Importance of CXC Chemokine Receptor 2 in the Homing of Human Peripheral Blood Endothelial Progenitor Cells to Sites of Arterial Injury
This article requires a subscription to view the full text. If you have a subscription you may use the login form below to view the article. Access to this article can also be purchased.

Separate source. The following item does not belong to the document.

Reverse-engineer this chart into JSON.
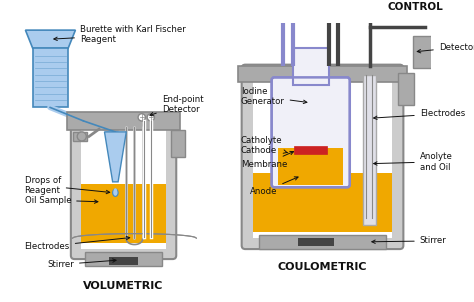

Circulating endothelial progenitor cells (EPCs) may contribute to endothelial regeneration; however, the exact mechanisms of their arterial homing remain elusive. We examined the role of the angiogenic chemokine receptor CXCR2 in the homing of human EPCs. Isolated EPCs expressed CXCR2 together with kinase insert domain–containing receptor, CD31, vascular endothelial cadherin, and CXCR4. Adhesion assays under flow conditions showed that EPCs preferentially adhered to β2-integrin ligands, that firm arrest on fibronectin or fibrinogen was enhanced by the CXCR2 ligands CXCL1 or CXCL7, and that blockade of CXCR2 significantly reduced EPC adhesion on platelet-coated endothelial matrix. This was corroborated by the involvement of CXCR2 in EPC recruitment to denuded areas of murine carotid arteries ex vivo and in vivo. Notably, blocking CXCR2 inhibited the incorporation of human EPCs expressing CXCR2 at sites of arterial injury in athymic nude mice. Immunoreactivity for the β-thromboglobulin isoform CXCL7 was observed in murine platelets and denuded smooth muscle cells (SMCs) early after wire injury, and transcripts for CXCL7 and CXCL1 were detected in isolated human arterial SMCs. Human KDR+CXCR2+ cells showed better in situ adhesion to injured murine carotid arteries than KDR+CXCR2− cells, were predominantly CD14+, and improved CXCR2-dependent endothelial recovery after injury in nude mice. In conclusion, our data clearly demonstrate the importance of CXCR2 for the homing of circulating EPCs to sites of arterial injury and for endothelial recovery in vivo.